Happy Holidays!

December 17, 2022: Hi all. I'm still here, just been very busy (who of us is not?) I'm working on updating Maison Newton bit by bit, it's been awhile since I changed things up. Happy Holidays to all, soon the Winter Solstice will arrive and then the days will start to get longer once again, hooray!

Monday, June 10, 2013

Gallery Wall: I Think I Finally Got It (Nearly) Right

Hola darlings!

For months I've been working on and off, trying to create a gallery wall on the one area in my dinette crying out for it.  It is the east wall and sits on the other side of my smallish dinette area opposite the sliding patio door to my deck and backyard. 

For years it held three simply framed Chinese silk embroidered panels with two candle sconces on either side across the top third of the wall.

Here is one of my posts on the subject, from back in February, 2013.  It starts out with a photograph of the totally stripped-down wall with only seven items on it.  The photo below is what I more or less ended up with during that time:


Well, it was better than the bare nekked wall I was faced with after removing everything that had been hanging up there for years!  By the end of that post I was pretty satisfied with the collage I'd put up on the wall after many struggles to try and get it all balanced out.

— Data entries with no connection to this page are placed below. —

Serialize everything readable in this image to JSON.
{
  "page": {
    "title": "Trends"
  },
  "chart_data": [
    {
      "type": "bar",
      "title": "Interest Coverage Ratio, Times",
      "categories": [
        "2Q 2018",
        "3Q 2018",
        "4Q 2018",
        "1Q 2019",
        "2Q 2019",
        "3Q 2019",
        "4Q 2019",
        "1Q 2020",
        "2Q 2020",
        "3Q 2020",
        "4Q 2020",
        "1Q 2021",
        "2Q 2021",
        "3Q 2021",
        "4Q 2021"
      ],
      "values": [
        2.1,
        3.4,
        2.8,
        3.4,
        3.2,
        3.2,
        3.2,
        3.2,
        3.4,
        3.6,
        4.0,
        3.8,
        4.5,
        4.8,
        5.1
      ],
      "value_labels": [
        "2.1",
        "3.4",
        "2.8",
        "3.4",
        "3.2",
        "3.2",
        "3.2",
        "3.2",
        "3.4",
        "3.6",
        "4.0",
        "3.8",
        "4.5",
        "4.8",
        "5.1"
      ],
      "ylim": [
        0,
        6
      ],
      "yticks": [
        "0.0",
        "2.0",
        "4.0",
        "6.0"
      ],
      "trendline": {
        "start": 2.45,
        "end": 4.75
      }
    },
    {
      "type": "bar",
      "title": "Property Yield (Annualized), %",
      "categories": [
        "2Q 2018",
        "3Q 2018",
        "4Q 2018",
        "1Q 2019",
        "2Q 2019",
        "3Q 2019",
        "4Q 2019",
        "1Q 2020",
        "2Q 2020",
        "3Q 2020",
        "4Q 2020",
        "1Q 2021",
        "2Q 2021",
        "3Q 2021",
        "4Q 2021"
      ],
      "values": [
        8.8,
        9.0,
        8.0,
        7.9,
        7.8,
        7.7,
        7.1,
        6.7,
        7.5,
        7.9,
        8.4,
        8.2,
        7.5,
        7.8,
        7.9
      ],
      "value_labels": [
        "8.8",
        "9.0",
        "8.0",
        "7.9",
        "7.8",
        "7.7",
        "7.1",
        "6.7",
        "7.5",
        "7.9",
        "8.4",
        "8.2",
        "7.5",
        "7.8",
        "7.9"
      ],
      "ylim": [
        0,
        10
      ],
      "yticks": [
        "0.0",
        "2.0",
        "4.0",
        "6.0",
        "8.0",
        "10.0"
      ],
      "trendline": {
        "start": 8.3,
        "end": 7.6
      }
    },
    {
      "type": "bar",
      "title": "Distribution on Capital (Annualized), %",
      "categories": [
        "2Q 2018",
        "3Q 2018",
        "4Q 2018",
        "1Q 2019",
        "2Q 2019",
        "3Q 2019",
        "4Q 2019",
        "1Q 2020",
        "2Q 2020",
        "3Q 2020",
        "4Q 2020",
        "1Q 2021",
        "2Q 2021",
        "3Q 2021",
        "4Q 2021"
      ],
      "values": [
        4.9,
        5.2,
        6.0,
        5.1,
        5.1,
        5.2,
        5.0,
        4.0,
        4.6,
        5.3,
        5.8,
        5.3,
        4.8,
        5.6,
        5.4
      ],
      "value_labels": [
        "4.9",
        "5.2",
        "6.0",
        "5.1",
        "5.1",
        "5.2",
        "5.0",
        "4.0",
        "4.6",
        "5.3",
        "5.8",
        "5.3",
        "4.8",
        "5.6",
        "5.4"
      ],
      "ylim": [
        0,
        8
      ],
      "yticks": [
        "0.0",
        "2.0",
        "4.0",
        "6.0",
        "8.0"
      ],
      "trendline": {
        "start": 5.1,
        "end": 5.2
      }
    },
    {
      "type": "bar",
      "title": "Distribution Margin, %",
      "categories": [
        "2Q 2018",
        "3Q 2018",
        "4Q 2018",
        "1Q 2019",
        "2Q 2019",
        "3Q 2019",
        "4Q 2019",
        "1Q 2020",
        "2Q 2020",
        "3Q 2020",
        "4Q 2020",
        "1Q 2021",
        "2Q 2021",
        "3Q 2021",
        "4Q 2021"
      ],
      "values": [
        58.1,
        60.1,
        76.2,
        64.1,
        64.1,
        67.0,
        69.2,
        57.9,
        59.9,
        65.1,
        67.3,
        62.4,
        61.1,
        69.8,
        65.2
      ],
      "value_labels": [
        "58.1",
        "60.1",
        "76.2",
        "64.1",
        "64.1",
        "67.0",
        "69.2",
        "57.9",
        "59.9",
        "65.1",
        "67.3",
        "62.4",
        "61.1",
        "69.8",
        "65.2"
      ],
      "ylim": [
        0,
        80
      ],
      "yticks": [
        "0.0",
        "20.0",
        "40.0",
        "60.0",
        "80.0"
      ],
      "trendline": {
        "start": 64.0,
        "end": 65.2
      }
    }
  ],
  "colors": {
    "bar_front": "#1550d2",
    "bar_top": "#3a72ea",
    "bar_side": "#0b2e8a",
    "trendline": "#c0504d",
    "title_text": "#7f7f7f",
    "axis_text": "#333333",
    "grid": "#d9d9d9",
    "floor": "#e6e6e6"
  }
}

Then, in March, I threw a wrench into the works when I bought a Queen Anne style console table from my youngest sister and her hubby, who sold their house and moved up north (northern Wisconsin, that's what we call it here in southeastern Milwaukee County, LOL!)  Suddenly, my nearly to the floor wall arrangement wasn't going to work because I wanted to put the console table on that wall!   Console Table Design Inspirations. 

Some major switcherooing occurred.  I had been struggling with the "balance" thing.  So many of the largest photographs had ended up at the top of the arrangement and then down at the bottom I had all these 5x7 photos in smallish frames and it just wasn't working right!  So, I kept switching things around and around, and totally aerated the wall with lots and lots of nail holes (most of which have since been filled in).  I think I got on the right track when I moved out the square framed mirror bought on clearance from Target and added an already-owned round mirror with small candle sconces on either side.  That note of formality and symmetry made me feel more comfortable. The black finish on the metal candle holders gives a nod to the black furnishings in the family room, which is fully visible and wide open to the dinette area and gallery wall.

Maybe in the back of my mind I had this gallery wall in mind, from an article I posted back in July, 2012, on "the chartreuse apartment."  Drop dead gorgeous!  And I was much struck by how so many big paintings and such were at the TOP of the arrangement.  Of course, their walls are a lot taller than my eight foot walls.  Scale is everything!  But something to strive for -- that look! 

Which brings me back to today.  Within the confines of my eight foot tall walls and limited space, and with the addition of my sis' lovely Queen Anne console table, here is the new and improved and, hopefully, will stay for awhile gallery wall of my family and friends.  These photographs were taken from various positions around the dinette table underneath my vintage chandy (you can see part of it intruding into the first photo below, in the upper right hand corner -- looks sort of like a bullet, actually):


The photo above was taken in the early evening; it was overcast yesterday and the lamp cast a homey glow that just made me feel like I was being hugged as I sat here working on my trusty old Toshiba laptop (it had been outside with me earlier, at the patio table).


Here you can get a sense of the intimate scale of Maison Newton.  A short hall to the left holds the door to the basement, the door to bath/powder room (it has a full-size shower so it counts as a second bathroom), and the open staircase to the upstairs, overlooking the front room, which has beautiful round-topped window, the fireplace, and a sloped ceiling from first floor all the way up to the second floor that runs across the back of the house.  On the right you get a glimpse into the family room. 


You can see more of my vintage chandy (from my first house, an art-deco era brick bungalow bought in 1986) in this photo, in the upper left corner and partially reflected in the mirror!  In the lower right hand corner on the gallery wall is a rose of remembrance that is very special to me. To balance it out in the awkward upper left corner (see photo 2 above) that didn't have enough space to anchor another photograph but needed something, I added a copper and brass floral purchased from Home Interiors many moons ago.  You can't see it in this photo!  Check it out in photo 2. 

As you can see, I was working around a light switch and a thermostat.  I tried to blend them in as much as possible while not obstructing easy access, especially to the light switch, which controls the center ceiling light fixtures in the kitchen and dinette. 

I am so very happy right now, sitting here working on my Toshiba laptop still not moved back to the front room desk and admiring my gallery wall -- a wall of incredible memories -- as the sun is slowly setting in the west, shining through my patio doors.